While most of the petitions mimic the Louisiana effort’s tribute to the Declaration of Independence, Montana’s and Florida’s focus on the same quoted line from Benjamin Franklin: “They who can give up essential liberty to obtain a little temporary safety, deserve neither liberty nor safety.”
And a few abandon the Founding Fathers entirely, going off instead on their own less poetic tangents.
“The Federal Government has imposed policies on Oregon that are not in Oregon’s best intrests [sic],” reads one submitted by “Kristopher W” of Tillamook, Oregon. “[A]nd we as citizens would respectively and peacably [sic] seperate [sic] ourselves from a tyranical [sic] Government who cares nothing about creating a sustainable future for our children.”

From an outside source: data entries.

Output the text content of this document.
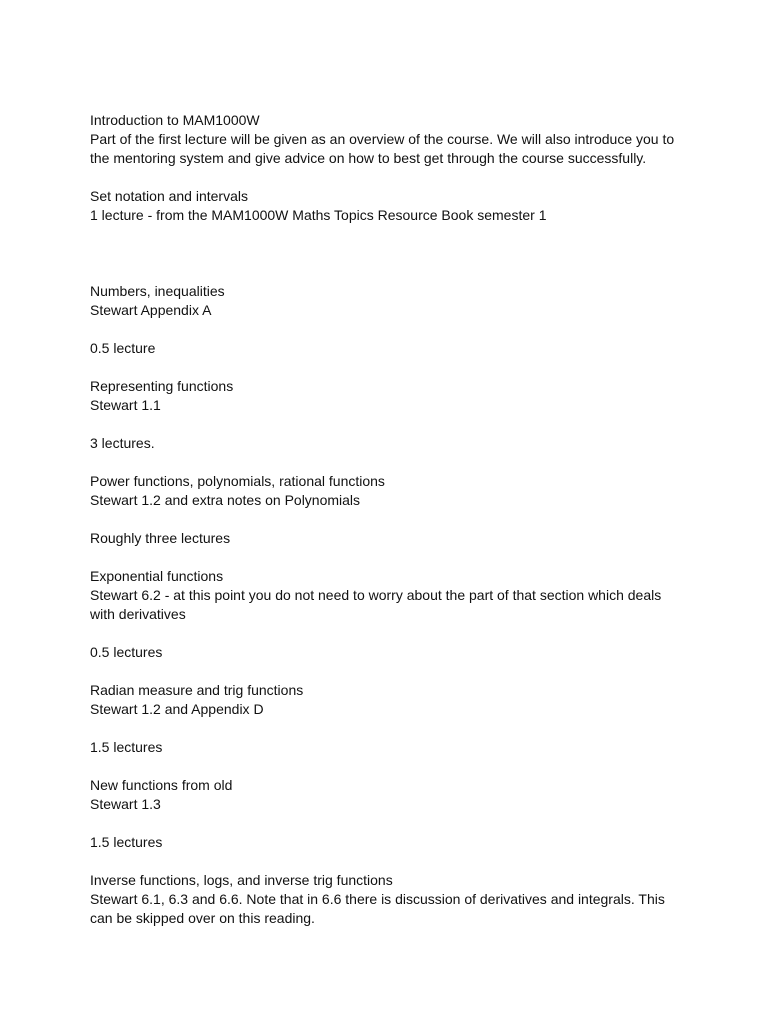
Introduction to MAM1000W

Part of the first lecture will be given as an overview of the course. We will also introduce you to the mentoring system and give advice on how to best get through the course successfully.

Set notation and intervals

1 lecture - from the MAM1000W Maths Topics Resource Book semester 1

Numbers, inequalities

Stewart Appendix A

0.5 lecture

Representing functions

Stewart 1.1

3 lectures.

Power functions, polynomials, rational functions

Stewart 1.2 and extra notes on Polynomials

Roughly three lectures

Exponential functions

Stewart 6.2 - at this point you do not need to worry about the part of that section which deals with derivatives

0.5 lectures

Radian measure and trig functions

Stewart 1.2 and Appendix D

1.5 lectures

New functions from old

Stewart 1.3

1.5 lectures

Inverse functions, logs, and inverse trig functions

Stewart 6.1, 6.3 and 6.6. Note that in 6.6 there is discussion of derivatives and integrals. This can be skipped over on this reading.
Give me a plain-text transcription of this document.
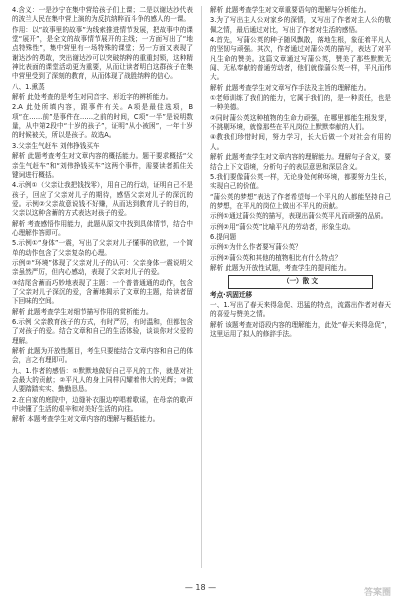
4.含义：一是沙宁在集中营给孩子们上课；二是以谢达沙代表的波兰人民在集中营上演的为反抗纳粹而斗争的感人的一课。

作用：以“故事里的故事”为线索推进情节发展，把故事中的课堂“展开”，是全文的故事情节展开的主线；一方面写出了“地点特殊性”，集中营里有一场特殊的课堂；另一方面又表现了谢达沙的勇敢，突出谢达沙可以突破纳粹的重重封锁，这种精神比表面的课堂活动更为重要，从而让读者明白这群孩子在集中营里受到了深刻的教育，从而体现了战胜纳粹的信心。

八、1.熏蒸

解析 此处考查的是考生对同音字、形近字的辨析能力。

2.A 此处所填内容，跟事件有关。A项是最佳选项，B项“在……前”是事件在……之前的时间，C项“一半”是说明数量，从中第2段中“十岁的孩子”，证明“从小被困”，一年十岁的时候被关，所以是孩子。故选A。

3.父亲生气赶车 刘伟挣钱买车

解析 此题考查考生对文章内容的概括能力。题干要求概括“父亲生气赶车”和“刘伟挣钱买车”这两个事件，需要读者抓住关键词进行概括。

4.示例①（父亲让我把钱找零），用自己的行动，证明自己不是孩子，回应了父亲对儿子的期待，感悟父亲对儿子的深沉的爱。示例②父亲故意说钱不好赚，从而达到教育儿子的目的，父亲以这种含蓄的方式表达对孩子的爱。

解析 考查感悟作用能力，此题从原文中找到具体情节，结合中心理解作答即可。

5.示例①“身体”一震，写出了父亲对儿子懂事的欣慰，一个简单的动作包含了父亲复杂的心理。

示例②“环境”体现了父亲对儿子的认可：父亲身体一震说明父亲虽然严厉，但内心感动，表现了父亲对儿子的爱。

③结尾含蓄而巧妙地表现了主题：一个普普通通的动作，包含了父亲对儿子深沉的爱，含蓄地揭示了文章的主题，给读者留下回味的空间。

解析 此题考查学生对细节描写作用的赏析能力。

6.示例 父亲教育孩子的方式，有时严厉，有时温和，但都包含了对孩子的爱。结合文章和自己的生活体验，谈谈你对父爱的理解。

解析 此题为开放性题目，考生只要能结合文章内容和自己的体会，言之有理即可。

九、1.作者的感悟：①默默地做好自己平凡的工作，就是对社会最大的贡献；②平凡人的身上同样闪耀着伟大的光辉；③做人要踏踏实实、勤勤恳恳。

2.在自家的庭院中，边缝补衣服边哼唱着歌谣，在母亲的歌声中读懂了生活的艰辛和对美好生活的向往。

解析 本题考查学生对文章内容的理解与概括能力。

解析 此题考查学生对文章重要语句的理解与分析能力。

3.为了写出主人公对家乡的深情，又写出了作者对主人公的敬佩之情，最后通过对比，写出了作者对生活的感悟。

4.首先，写蒲公英的种子随风飘散，落地生根，象征着平凡人的坚韧与顽强。其次，作者通过对蒲公英的描写，表达了对平凡生命的赞美。这篇文章通过写蒲公英，赞美了那些默默无闻、无私奉献的普通劳动者，他们就像蒲公英一样，平凡而伟大。

解析 此题考查学生对文章写作手法及主旨的理解能力。

①老师训练了我们的能力，它属于我们的，是一种责任，也是一种美德。

②同时蒲公英这种植物的生命力顽强，在哪里都能生根发芽，不挑剔环境，就像那些在平凡岗位上默默奉献的人们。

④教我们珍惜时间，努力学习，长大后做一个对社会有用的人。

解析 此题考查学生对文章内容的理解能力。理解句子含义，要结合上下文语境，分析句子的表层意思和深层含义。

5.我们要像蒲公英一样，无论身处何种环境，都要努力生长，实现自己的价值。

“蒲公英的梦想”表达了作者希望每一个平凡的人都能坚持自己的梦想，在平凡的岗位上做出不平凡的贡献。

示例①通过蒲公英的描写，表现出蒲公英平凡而顽强的品质。

示例②用“蒲公英”比喻平凡的劳动者，形象生动。

6.提问题

示例①为什么作者要写蒲公英？

示例②蒲公英和其他的植物相比有什么特点？

解析 此题为开放性试题，考查学生的提问能力。

（一）散 文

考点·巩固迁移

一、1.写出了春天来得急促、迅猛的特点，流露出作者对春天的喜爱与赞美之情。

解析 该题考查对语段内容的理解能力，此处“春天来得急促”，这里运用了拟人的修辞手法。

— 18 —
答案圈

“just like in 1860,” reads one of the two petitions submitted on behalf of the citizens of Georgia, “the south secede [sic] from the union.”
“kyle. r” from Cornelia, Georgia added only that in “2012 the state of georgia [sic] would like to withdraw from the USA.”
“Jason B” from Harrowgate, Tennessee volunteered only a few words to describe his request for a license to secede. “Helping the people of Tennessee,” he wrote. And nothing more.
The petitions that followed those from Louisiana and Texas have attracted between 300 and 4,000. Their chances to land on a White House staffer’s desk, probably for a polite guffaw, will expire between Dec. 9 and Dec. 11.
The White House did not respond to emails seeking comment.
This article was updated shortly after publication to include a petition from Arkansas.